Перед глазами встает искаженное ужасом лицо Минно. Темные камни стучат под ногами. Когти Бестии скребут о каменный пол. Минно кричит. Кричит, даже после того, как Лео бросает его в карцер и закрывает стальную дверь. Бестия поскуливает и лижет Лео руку. Теплый, мягкий язык. Ее слюна попадает в кровоточащую рану на его руке. Лео отталкивает собаку и отходит в сторону. У этих монстров инстинкты, как у акулы. Достаточно капли крови, и они уже рвут вас на части. Лео смотрит в глаза Бестии. Красные, налитые кровью глаза убийцы, хищника. Нет. Это всего лишь его воображение. Глаза у Бестии голубые. Она смотрит на него, наклонив на бок свою непропорционально большую голову на мощной мускулистой шее. Минно в карцере начинает бросаться на закрытую дверь. Бум. Шмяк. Бум. Шмяк. Бум. Шмяк… Тишина. Лео открывает дверь. Минно лежит на полу, раскинув руки. Кровь из разбитого лба стекает по гладкой стальной поверхности двери. Его глаза открыты. Он моргает. Раз. Раз, два. Раз. Раз, два.

– Минно? – тихо зовет Лео.

Минно поднимает голову. Смотрит на него. Моргает. Раз. Раз, два. Раз. Раз, два. Кровоточащие губы растягиваются. Шире. Шире. Шире. Лео видит, как в открывшихся ранах блестит свежая кровь. Видит черные гнилые зубы. Видит и понимает, что Минно улыбается ему. Улыбается и что-то шепчет. Лео подходит ближе. Ближе. Еще ближе. Его ухо возле самого лица Минно.

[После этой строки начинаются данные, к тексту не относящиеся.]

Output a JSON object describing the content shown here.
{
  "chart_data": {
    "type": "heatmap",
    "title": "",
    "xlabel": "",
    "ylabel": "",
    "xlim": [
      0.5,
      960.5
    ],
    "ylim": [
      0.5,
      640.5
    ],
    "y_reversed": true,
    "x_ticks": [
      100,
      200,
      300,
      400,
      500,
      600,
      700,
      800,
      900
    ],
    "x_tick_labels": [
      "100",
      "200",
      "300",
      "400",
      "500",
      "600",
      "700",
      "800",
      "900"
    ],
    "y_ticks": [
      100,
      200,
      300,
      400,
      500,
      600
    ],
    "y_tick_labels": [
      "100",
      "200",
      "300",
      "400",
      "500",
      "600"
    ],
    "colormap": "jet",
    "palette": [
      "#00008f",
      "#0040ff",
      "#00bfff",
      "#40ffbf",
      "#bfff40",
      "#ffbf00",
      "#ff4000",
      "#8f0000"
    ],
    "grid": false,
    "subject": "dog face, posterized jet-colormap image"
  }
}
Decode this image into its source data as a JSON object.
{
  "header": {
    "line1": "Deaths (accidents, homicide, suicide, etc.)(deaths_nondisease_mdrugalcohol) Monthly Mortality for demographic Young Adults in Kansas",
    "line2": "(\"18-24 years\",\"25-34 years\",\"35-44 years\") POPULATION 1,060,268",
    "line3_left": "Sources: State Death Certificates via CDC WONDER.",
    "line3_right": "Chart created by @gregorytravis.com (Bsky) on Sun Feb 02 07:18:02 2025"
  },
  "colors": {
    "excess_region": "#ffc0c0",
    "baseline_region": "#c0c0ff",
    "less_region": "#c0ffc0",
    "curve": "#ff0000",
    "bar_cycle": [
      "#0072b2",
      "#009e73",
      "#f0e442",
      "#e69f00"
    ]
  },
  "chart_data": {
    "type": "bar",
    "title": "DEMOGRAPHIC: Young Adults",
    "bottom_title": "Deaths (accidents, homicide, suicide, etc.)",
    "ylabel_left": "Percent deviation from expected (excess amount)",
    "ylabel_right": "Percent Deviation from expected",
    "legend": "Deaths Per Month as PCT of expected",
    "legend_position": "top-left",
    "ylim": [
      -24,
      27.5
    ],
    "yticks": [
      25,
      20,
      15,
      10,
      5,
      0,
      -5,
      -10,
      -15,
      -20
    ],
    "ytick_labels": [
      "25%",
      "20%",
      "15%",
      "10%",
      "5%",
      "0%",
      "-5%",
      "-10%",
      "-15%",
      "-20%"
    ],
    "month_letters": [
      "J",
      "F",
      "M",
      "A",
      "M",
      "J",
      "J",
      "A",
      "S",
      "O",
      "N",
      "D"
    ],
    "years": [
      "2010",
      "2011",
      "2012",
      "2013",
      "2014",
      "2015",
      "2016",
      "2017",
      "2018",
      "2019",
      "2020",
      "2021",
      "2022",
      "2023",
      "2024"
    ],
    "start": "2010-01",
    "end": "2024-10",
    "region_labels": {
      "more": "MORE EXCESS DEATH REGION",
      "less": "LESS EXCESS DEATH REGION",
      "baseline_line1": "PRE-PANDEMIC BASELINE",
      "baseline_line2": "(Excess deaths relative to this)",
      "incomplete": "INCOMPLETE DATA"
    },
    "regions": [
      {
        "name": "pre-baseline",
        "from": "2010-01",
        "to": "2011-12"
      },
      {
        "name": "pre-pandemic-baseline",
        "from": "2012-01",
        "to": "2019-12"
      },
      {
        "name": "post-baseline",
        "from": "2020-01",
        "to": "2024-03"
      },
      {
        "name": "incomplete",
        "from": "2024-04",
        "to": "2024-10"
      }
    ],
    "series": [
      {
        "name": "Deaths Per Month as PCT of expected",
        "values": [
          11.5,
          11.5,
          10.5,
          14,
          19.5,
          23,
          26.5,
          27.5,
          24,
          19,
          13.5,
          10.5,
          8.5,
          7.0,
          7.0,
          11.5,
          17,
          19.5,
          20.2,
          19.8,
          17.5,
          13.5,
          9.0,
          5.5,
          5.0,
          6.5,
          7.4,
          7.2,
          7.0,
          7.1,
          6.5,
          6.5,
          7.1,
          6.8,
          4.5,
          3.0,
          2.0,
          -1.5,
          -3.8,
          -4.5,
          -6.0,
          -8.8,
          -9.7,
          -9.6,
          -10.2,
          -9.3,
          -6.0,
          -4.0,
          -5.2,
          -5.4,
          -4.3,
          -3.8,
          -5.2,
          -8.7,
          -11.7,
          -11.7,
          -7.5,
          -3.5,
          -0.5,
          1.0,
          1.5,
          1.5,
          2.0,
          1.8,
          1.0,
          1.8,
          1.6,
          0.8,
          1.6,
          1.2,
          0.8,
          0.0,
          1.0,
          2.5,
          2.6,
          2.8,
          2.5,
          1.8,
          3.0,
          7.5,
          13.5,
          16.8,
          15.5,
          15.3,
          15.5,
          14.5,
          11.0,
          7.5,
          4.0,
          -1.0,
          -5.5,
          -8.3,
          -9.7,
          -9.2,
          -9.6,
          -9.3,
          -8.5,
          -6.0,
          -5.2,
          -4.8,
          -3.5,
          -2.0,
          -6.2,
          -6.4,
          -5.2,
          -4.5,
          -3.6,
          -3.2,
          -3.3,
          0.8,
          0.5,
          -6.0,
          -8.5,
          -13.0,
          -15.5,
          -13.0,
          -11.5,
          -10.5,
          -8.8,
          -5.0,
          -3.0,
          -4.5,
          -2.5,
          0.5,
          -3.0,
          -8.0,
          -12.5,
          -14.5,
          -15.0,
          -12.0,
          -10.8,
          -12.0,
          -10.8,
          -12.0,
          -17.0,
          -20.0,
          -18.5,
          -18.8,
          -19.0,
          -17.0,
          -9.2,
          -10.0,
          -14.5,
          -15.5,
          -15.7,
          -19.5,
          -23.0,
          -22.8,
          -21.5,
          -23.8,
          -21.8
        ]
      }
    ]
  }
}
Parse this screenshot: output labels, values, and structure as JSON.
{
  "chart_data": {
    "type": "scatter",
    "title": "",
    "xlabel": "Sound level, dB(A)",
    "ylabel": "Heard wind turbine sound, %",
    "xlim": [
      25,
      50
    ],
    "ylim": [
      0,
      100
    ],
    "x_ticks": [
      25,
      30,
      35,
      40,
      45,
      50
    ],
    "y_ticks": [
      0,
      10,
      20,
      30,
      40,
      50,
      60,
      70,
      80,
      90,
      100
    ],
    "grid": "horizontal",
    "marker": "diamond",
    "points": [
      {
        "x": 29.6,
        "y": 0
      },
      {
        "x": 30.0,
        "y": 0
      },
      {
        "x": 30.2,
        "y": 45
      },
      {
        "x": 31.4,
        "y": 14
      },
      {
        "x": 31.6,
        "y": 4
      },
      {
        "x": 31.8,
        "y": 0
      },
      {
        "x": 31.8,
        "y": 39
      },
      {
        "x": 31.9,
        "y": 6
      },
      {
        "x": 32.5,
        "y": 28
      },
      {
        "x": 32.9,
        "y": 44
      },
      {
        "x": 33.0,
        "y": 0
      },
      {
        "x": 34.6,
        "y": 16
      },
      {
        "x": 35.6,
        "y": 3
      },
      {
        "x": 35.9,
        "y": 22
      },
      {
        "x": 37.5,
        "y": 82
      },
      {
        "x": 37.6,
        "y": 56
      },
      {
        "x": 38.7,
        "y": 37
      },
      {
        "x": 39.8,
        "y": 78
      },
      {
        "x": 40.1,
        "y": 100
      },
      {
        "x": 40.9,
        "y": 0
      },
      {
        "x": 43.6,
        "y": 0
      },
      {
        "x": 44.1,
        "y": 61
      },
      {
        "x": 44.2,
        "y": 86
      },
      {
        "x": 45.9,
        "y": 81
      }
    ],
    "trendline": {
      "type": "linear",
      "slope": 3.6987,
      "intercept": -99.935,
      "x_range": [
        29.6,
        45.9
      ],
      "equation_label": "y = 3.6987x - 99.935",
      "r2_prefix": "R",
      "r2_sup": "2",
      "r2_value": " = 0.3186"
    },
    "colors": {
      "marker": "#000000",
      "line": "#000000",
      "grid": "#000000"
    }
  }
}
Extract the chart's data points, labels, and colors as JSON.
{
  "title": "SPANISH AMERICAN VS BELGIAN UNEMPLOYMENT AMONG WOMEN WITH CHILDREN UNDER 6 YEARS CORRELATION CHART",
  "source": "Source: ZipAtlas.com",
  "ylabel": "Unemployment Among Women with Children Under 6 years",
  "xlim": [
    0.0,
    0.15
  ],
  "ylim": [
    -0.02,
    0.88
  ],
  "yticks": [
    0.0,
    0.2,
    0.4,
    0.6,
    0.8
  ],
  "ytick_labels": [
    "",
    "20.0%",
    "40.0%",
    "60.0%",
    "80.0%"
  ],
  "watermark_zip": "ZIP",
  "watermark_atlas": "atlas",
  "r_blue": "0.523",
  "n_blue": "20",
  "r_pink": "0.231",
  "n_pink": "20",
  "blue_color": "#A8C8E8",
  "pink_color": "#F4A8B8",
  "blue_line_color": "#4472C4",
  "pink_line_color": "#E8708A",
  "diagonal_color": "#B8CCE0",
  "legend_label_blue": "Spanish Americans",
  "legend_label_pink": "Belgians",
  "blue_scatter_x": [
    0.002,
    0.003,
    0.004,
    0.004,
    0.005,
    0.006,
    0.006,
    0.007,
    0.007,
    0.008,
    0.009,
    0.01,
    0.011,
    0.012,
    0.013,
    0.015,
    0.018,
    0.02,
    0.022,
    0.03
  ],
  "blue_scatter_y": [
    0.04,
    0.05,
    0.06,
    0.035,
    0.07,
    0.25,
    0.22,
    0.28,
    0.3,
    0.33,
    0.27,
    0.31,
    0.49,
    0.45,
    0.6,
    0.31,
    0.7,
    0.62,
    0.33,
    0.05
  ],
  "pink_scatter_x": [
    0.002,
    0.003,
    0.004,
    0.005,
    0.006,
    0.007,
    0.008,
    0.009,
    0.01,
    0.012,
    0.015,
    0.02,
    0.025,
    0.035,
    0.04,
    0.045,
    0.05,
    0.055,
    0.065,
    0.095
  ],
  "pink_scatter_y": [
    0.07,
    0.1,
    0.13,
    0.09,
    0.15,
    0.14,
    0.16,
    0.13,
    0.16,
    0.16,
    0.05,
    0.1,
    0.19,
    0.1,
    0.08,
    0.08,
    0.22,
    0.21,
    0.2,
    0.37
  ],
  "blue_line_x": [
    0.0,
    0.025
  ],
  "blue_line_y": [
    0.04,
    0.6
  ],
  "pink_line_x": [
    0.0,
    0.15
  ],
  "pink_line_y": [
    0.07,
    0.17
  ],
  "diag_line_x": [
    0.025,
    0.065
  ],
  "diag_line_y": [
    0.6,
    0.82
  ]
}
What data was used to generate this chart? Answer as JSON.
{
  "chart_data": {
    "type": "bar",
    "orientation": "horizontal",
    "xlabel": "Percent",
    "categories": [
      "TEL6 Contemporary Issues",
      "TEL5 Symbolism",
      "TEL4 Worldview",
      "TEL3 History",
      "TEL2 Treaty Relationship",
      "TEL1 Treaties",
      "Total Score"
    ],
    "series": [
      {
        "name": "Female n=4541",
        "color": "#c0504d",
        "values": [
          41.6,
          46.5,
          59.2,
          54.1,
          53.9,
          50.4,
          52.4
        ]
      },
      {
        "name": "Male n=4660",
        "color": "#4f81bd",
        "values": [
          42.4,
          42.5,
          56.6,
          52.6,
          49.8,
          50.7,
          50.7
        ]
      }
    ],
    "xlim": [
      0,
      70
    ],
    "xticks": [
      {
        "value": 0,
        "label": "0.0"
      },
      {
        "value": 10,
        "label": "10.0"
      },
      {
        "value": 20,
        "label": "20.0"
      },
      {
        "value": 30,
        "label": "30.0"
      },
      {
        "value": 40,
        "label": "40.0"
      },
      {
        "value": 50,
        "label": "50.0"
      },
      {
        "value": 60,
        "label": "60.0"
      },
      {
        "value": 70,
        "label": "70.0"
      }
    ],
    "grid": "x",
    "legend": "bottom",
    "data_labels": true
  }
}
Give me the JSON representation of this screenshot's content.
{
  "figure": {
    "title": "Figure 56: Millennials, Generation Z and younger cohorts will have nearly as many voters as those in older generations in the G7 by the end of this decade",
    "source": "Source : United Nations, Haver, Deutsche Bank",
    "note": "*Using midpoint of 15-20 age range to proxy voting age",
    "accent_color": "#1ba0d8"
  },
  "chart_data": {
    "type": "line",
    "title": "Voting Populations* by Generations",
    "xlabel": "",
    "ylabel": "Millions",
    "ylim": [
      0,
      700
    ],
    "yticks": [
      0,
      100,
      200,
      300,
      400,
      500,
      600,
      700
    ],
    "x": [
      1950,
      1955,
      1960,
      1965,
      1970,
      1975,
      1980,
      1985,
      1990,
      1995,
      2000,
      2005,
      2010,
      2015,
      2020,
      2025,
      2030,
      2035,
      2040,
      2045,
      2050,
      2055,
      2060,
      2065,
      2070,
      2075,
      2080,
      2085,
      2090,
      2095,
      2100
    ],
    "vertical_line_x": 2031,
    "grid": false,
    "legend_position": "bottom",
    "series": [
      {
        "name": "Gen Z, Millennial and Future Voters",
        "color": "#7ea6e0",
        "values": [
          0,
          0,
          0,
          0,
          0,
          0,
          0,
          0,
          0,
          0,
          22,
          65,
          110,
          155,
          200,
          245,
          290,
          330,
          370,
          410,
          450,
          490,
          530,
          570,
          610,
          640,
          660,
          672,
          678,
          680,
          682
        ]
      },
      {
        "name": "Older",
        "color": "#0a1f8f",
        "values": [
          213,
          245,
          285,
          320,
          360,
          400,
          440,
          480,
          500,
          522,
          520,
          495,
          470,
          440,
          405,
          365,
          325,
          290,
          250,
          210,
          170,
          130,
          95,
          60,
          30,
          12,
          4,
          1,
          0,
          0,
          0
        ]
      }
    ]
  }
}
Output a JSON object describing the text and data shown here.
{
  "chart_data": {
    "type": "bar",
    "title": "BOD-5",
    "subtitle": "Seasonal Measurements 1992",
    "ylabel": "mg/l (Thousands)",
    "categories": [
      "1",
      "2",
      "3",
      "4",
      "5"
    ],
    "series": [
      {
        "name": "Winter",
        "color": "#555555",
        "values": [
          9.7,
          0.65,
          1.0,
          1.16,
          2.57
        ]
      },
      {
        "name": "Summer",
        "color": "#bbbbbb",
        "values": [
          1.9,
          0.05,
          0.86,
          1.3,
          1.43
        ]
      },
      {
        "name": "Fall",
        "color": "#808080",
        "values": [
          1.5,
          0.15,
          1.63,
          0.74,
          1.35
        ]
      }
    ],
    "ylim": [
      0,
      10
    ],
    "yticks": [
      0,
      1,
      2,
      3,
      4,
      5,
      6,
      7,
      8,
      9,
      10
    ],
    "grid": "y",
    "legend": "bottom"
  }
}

– Мы все умрем, – шепчет Минно. – Умрем и воскреснем вновь.

И смех. Смех из дальнего угла карцера. Женский смех.

– Кто здесь? – Лео щурится, пытаясь одержать верх над затянувшей карцер тьмой.

Женщина в углу продолжает смеяться. Хихикает, словно созревшая девчонка, сопротивляясь настойчивым мужским рукам, сопротивляясь так, чтобы они не останавливались.

– Какого… – Лео поднимается на ноги, идет в дальний угол карцера.

Тьма. Всего лишь тьма. Он оборачивается. Минно лежит на полу, раскинув руки. «Раз. Раз, два. Раз. Раз, два», – моргает он. И Бестия. Она стоит в дверях, все так же наклонив на бок голову, и смотрит на него…

– Что с тобой, Лео? – спрашивает Кевин спустя несколько дней, придя на экскурсию.

– Ничего, – говорит Лео.

Его тяжелые веки вздрагивают. Раз. Раз, два. Раз. Раз, два.

– Расскажи мне о том, что знаешь, – просит Кевин.

Лифт останавливается.

– Может быть, позже, – говорит Лео. – Может быть, позже…

* * *

Ист открыл глаза, освобождаясь от объятий дневного сна. Роннин. Свесившись с верхней койки, он что-то говорил своему сокамернику.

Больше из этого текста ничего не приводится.